Total pages in book: 107
Estimated words: 100423 (not accurate)
Estimated Reading Time in minutes: 502(@200wpm)___ 402(@250wpm)___ 335(@300wpm)
Estimated words: 100423 (not accurate)
Estimated Reading Time in minutes: 502(@200wpm)___ 402(@250wpm)___ 335(@300wpm)
She doesn’t answer, just stares at me in astonishment as dust settles around her like a shroud. It is as if there is a time delay between me speaking and it computing in her brain, because she suddenly reanimates. She coughs once, straightens, and wipes her hands on her jean-clad thighs. Then she speaks, her voice low but steady, edged with something I can’t place.
“Go away. I’m not selling,” she mutters.
Fuck! That voice. My jaw tightens, a flicker of heat sparking in my chest, not just anger now but something else, something electric. She’s not what I expected, and that pisses me off even more. A ray of sunshine bursts through the window. I’m far from poetic, but it seems as if we are both frozen in the shining motes of dust. Like a painting. We’ll live forever in this moment.
But she couldn’t let it be. She cocks her head aggravatingly and drops a question into the strangely beautiful stillness.
Chapter
Five
LAUREN
https://www.youtube.com/watch?v=mqFLXayD6e8
-that don’t impress me much-
“Who are you, anyway?” I ask, my voice rasping through the dust still clogging my throat.
The man in the doorway lets out a heavy sigh, like I’m the inconvenience here.
“Your neighbor,” he says, clipped and curt. “Manor next door. I presume you’re the American granddaughter.” His hand slides into his pocket, casual, like he owns the damn place already.
“You presume right,” I mutter, brushing more grime off my jeans.
My eyes flick up to him, and—fuck, I try not to notice, but it’s impossible. He’s stupidly handsome, towering in this cramped, dilapidated shoebox of a cottage, larger than life in a way that makes the walls feel like they’re closing in. A sheen of sweat glints across his forehead, dark hair falling in waves, and those eyes—icy gray, sharp as glass, the most gorgeous I’ve ever seen—cut into me.
Too bad he’s dripping with arrogance. It’s so thick I choke on it and feel a sudden and great irritation. I glance at the collapsed cabinet behind me—splintered wood, teacups shattered, magazines splayed like a hoarder’s wet dream. Grandma would’ve broken every record on Hoarders, I’m convinced of it now. Piles of towering junk, a maze of crap I can’t imagine ever sorting through. My mood tanks and depression slams back, heavy and familiar. I just want him gone and this place not falling apart with every step I take.

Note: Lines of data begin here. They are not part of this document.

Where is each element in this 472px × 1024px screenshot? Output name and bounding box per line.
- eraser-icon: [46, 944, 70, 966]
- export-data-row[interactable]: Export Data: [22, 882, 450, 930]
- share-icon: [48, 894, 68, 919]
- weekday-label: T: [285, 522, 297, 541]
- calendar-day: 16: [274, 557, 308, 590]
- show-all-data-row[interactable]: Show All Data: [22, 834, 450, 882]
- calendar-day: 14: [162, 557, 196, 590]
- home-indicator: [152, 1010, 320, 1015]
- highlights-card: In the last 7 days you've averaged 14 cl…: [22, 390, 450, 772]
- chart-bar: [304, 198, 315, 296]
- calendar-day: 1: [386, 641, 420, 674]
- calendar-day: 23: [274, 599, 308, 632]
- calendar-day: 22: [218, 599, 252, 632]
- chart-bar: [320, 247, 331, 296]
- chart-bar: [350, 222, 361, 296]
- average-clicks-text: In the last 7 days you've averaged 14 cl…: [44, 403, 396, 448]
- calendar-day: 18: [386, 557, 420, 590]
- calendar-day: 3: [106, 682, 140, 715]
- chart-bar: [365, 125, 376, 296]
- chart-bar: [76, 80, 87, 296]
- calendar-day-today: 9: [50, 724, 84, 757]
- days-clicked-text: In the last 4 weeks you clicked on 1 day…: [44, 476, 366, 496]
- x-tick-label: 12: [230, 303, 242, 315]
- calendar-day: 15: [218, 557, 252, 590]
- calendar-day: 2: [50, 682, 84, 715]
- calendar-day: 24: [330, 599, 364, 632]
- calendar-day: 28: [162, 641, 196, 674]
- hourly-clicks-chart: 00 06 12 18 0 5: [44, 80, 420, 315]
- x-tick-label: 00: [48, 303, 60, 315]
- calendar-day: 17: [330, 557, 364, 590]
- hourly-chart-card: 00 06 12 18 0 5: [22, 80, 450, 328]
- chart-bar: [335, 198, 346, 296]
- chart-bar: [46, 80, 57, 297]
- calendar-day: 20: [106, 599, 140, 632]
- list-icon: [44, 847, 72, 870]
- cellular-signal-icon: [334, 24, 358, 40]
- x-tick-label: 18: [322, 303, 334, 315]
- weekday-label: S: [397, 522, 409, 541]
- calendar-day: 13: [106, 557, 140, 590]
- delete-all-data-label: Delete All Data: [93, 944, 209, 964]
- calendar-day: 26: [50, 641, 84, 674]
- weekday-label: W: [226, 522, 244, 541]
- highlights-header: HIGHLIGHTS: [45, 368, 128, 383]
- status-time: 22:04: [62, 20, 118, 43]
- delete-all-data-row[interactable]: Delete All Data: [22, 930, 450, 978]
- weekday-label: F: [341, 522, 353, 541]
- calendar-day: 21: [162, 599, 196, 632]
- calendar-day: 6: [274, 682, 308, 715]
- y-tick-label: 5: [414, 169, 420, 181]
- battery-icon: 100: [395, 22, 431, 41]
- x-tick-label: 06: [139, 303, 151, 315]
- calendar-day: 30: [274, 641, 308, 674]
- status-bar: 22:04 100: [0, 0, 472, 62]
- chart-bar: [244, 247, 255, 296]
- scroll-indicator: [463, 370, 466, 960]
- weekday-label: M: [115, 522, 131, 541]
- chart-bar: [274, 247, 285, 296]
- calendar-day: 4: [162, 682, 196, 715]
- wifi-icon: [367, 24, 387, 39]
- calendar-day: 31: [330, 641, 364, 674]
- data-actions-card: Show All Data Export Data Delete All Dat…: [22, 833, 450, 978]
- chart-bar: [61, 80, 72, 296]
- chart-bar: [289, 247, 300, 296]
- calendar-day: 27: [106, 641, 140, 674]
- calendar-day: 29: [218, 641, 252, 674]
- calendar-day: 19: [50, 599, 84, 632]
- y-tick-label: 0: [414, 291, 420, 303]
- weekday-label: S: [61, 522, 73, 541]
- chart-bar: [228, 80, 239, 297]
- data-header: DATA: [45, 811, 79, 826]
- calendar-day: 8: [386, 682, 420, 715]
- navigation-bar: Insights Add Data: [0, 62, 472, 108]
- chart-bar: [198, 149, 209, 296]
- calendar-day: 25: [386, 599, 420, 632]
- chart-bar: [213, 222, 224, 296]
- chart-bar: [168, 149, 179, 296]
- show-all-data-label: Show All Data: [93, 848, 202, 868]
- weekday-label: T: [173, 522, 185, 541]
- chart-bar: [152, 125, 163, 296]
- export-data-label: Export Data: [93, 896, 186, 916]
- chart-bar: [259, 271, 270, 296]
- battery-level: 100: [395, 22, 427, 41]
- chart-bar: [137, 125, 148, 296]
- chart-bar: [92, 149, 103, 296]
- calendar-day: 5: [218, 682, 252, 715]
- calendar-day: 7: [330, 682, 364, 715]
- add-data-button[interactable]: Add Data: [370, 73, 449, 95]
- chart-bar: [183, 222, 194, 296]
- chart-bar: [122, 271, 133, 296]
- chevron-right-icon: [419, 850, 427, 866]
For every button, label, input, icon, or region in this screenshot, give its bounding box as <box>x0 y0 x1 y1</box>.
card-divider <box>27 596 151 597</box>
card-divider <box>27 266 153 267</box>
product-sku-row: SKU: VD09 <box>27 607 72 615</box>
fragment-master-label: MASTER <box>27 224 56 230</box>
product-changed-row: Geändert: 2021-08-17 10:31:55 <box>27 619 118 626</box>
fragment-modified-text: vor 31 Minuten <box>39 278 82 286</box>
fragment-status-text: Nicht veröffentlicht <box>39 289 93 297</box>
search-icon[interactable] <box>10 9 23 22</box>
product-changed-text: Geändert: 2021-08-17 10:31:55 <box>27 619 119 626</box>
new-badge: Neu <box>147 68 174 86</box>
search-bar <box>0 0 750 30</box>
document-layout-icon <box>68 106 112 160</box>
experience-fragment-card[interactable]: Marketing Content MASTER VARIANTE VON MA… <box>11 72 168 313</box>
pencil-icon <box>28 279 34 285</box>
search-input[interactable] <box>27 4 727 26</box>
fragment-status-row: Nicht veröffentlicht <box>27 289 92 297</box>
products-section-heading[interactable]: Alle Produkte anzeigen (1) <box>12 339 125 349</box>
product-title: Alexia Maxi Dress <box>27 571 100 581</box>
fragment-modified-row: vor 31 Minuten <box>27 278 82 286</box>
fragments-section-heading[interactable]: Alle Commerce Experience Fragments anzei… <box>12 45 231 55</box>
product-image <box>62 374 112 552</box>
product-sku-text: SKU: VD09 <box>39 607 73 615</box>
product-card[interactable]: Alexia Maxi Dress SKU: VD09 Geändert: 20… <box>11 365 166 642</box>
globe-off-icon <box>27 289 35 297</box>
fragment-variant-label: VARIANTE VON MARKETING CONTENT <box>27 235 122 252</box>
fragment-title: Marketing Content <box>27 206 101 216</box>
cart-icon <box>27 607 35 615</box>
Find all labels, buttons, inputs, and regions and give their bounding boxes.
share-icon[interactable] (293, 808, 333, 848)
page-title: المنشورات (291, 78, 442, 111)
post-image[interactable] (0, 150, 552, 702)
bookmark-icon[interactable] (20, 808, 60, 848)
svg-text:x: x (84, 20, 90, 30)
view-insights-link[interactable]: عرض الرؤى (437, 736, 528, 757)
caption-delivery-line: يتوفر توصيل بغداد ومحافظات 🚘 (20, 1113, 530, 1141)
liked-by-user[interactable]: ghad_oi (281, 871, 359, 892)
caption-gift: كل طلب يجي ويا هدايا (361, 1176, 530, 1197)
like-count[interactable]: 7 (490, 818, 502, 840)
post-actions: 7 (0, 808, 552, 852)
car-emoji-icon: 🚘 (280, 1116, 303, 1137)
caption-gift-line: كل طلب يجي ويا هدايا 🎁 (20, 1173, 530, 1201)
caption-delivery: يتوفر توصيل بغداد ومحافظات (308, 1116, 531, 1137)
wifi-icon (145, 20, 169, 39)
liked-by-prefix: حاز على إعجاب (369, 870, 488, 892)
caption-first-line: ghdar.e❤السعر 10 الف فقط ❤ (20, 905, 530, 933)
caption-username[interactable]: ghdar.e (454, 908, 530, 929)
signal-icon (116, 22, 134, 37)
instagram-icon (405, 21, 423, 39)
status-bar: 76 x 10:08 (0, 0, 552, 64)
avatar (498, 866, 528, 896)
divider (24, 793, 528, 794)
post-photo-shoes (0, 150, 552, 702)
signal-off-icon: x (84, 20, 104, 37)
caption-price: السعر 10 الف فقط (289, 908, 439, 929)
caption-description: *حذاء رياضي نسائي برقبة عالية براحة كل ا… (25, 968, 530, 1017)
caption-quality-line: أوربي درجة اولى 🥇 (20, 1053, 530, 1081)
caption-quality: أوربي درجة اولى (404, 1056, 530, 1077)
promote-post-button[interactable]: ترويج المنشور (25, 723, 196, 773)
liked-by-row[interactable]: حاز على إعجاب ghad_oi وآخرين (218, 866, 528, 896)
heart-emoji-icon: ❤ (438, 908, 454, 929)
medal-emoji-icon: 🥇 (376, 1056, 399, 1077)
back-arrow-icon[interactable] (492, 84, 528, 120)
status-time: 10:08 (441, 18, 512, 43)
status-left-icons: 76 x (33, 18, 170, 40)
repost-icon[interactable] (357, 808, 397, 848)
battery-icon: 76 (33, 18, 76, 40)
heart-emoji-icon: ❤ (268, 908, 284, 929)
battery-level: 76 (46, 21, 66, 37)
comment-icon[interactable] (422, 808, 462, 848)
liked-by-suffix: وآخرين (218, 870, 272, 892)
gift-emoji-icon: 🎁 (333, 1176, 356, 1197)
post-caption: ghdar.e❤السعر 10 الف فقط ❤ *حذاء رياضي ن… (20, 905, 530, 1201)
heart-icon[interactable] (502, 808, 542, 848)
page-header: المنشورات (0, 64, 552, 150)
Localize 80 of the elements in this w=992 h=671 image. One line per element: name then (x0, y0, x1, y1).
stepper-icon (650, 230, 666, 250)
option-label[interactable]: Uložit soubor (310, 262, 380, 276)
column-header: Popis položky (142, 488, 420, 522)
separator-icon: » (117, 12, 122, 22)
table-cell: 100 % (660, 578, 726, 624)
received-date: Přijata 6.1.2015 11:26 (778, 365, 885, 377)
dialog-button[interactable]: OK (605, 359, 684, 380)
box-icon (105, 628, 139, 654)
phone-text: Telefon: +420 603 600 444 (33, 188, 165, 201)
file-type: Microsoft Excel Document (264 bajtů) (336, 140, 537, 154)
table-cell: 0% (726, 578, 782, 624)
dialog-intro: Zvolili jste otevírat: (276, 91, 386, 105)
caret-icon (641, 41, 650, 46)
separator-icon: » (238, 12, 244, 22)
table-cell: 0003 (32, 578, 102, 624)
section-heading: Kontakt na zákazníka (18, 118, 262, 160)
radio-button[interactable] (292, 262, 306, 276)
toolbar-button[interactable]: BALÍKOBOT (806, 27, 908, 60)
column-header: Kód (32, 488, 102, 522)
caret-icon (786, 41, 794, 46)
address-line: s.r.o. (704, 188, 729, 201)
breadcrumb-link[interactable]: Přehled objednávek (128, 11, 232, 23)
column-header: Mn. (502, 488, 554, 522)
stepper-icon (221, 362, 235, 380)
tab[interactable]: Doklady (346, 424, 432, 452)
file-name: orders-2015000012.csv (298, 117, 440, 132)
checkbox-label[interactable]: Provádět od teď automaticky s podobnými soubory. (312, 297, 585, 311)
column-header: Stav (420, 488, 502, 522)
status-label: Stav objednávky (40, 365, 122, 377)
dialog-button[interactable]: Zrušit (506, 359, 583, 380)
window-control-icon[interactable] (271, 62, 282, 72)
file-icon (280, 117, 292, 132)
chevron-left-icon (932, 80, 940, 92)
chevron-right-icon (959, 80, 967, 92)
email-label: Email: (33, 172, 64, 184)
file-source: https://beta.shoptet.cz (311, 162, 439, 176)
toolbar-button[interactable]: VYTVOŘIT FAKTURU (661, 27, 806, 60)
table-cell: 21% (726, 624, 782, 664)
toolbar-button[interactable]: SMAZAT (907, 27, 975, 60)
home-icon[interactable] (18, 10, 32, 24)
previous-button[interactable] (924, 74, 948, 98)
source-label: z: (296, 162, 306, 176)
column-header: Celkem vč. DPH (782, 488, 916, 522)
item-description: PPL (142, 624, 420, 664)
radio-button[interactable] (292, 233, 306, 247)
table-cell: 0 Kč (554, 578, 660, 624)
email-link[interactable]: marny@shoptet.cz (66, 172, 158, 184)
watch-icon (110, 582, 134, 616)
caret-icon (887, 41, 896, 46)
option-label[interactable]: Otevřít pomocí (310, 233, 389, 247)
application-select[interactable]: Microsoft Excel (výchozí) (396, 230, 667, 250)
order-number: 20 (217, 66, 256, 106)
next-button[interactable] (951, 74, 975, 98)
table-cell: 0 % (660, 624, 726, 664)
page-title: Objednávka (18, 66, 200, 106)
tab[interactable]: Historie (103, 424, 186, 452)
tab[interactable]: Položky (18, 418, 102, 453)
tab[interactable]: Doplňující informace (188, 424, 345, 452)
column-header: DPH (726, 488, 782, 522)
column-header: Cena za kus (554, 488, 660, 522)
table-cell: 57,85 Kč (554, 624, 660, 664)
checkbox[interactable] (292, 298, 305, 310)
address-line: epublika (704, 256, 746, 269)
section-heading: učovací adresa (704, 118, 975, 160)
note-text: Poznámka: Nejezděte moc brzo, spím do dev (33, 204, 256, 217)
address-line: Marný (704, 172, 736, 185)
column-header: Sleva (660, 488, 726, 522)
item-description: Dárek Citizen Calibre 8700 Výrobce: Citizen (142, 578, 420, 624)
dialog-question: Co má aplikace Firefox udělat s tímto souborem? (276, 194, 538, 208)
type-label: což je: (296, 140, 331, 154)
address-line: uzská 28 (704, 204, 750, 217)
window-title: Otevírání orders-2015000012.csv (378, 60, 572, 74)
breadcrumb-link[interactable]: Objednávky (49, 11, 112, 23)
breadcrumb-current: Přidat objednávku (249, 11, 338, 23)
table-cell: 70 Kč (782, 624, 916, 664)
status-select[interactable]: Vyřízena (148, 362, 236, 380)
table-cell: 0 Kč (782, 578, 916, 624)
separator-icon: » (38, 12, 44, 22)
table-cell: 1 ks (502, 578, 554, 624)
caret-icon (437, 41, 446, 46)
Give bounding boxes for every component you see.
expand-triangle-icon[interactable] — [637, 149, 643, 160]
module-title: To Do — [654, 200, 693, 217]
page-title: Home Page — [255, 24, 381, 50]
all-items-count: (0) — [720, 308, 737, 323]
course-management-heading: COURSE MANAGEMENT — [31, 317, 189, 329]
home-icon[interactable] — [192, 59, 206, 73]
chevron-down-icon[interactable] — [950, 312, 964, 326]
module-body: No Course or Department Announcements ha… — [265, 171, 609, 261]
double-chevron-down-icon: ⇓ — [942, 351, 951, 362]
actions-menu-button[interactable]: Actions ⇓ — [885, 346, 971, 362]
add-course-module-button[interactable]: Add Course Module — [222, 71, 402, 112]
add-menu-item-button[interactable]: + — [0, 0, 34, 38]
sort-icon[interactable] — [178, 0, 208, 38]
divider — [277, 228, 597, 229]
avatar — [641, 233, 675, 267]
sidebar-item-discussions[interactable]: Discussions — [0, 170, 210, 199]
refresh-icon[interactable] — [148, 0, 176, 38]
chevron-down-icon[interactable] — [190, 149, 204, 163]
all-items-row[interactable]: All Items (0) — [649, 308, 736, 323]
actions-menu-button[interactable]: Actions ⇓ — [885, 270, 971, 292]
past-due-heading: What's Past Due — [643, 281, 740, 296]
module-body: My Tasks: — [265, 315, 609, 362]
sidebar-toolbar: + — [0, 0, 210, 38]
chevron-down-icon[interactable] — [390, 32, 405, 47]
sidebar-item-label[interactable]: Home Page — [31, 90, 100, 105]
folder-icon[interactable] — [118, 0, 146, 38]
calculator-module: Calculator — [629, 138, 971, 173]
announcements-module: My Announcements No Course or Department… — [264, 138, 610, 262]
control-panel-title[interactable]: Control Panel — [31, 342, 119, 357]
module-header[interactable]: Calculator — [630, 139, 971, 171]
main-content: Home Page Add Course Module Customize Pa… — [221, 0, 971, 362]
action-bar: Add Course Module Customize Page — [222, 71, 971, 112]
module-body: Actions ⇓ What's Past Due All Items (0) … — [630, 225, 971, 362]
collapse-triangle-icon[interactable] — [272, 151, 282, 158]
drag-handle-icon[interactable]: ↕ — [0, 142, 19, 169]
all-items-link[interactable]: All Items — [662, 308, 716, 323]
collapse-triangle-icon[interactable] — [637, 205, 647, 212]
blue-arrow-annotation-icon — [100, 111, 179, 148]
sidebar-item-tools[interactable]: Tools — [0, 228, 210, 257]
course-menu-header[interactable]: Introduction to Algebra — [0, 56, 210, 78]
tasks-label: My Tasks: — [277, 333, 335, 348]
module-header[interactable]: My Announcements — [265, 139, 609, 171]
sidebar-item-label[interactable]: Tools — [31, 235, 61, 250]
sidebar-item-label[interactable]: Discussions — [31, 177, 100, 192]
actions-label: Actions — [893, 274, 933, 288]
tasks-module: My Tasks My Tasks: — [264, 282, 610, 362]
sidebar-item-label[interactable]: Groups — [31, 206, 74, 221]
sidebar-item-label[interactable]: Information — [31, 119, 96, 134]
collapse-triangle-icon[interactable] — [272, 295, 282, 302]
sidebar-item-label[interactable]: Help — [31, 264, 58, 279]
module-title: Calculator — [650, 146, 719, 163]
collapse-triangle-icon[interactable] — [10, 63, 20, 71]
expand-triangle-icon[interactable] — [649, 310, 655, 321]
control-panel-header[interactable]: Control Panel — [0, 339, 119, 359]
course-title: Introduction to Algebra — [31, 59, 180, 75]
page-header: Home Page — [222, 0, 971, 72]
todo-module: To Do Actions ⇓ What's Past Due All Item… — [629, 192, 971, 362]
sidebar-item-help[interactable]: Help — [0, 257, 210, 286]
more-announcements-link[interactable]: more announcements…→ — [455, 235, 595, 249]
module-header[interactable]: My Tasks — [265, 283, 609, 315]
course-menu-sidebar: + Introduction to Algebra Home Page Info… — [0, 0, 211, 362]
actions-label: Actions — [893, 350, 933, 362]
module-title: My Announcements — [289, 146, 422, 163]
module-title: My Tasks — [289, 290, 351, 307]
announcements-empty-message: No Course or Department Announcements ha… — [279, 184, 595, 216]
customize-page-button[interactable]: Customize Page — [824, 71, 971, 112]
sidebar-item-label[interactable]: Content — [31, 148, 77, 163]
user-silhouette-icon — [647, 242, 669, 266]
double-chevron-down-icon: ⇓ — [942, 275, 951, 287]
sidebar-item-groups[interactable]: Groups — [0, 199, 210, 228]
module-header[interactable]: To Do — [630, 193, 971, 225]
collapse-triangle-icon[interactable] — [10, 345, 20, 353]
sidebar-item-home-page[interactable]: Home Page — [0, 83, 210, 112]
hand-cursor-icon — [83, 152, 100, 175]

Apparently, these are all too much to ask for.
“I’ll explain again,” my impossibly overbearing neighbor says, stepping closer, his shiny boots narrowly missing a cracked wooden duck. “I want to buy your land and this cottage. You probably don’t realize it yet, but it’s a bitch to maintain property in a foreign land; property taxes, council bills, sewage payments, agency fees, squatters moving in—especially if you’re living far away. I’d be happy to take it off your hands. The market value’s decent, but I’m sure you know that. But since I was fond of being neighbors with your grandmother for so long, I’m prepared to double the price. Even with inheritance tax, you’d walk away with a fat chunk of dollars.”
I stare at him, my jaw tight. How can he not comprehend that I am totally not in the mood to hear or process anything he’s spewing, which to my irritated brain sounds like a whole load of rubbish?
That is because he is so full of himself.
I bet life is easy for him living in that lovely big manor, without any money problems, and having a whole bunch of servants running to and fro, seeing to his every need. I experience a feeling very close to hatred, if not hatred itself. I can see him issuing harsh orders to his poor, wide-eyed minions who shake and shiver with fear. It’s not a pretty picture. I stare at the odious man as the promise of cash bangs around in my head. Double, double… he’s repeated this now twice.
Hmm… My eyes dart desperately around at the carnage surrounding me.
Part of me knows I should be, at least, tempted. It would be a normal reaction in a sane person. Cash like that could get me out of this dump and fix everything back home, but something in me snaps. A fierce, irrational ‘no’ claws up my throat. I want to chase this insensitive brute off with a broom, scream him out of here.
“No,” I say sharply, and I’m happy to note my voice sounds strong and final. Maybe tomorrow, after waking up to a rat or something, I’ll change my mind, but for now, no. Turning away from him, I pretend to poke through the wreckage around me, hoping he’ll take the unsubtle hint and go away. But of course, the impervious bully doesn’t. He doesn’t budge at all, just stands there, and my annoyance flares hotter.
“You won’t get anyone else willing to take this property off your hands for that price,” he says, voice now edged with displeasure.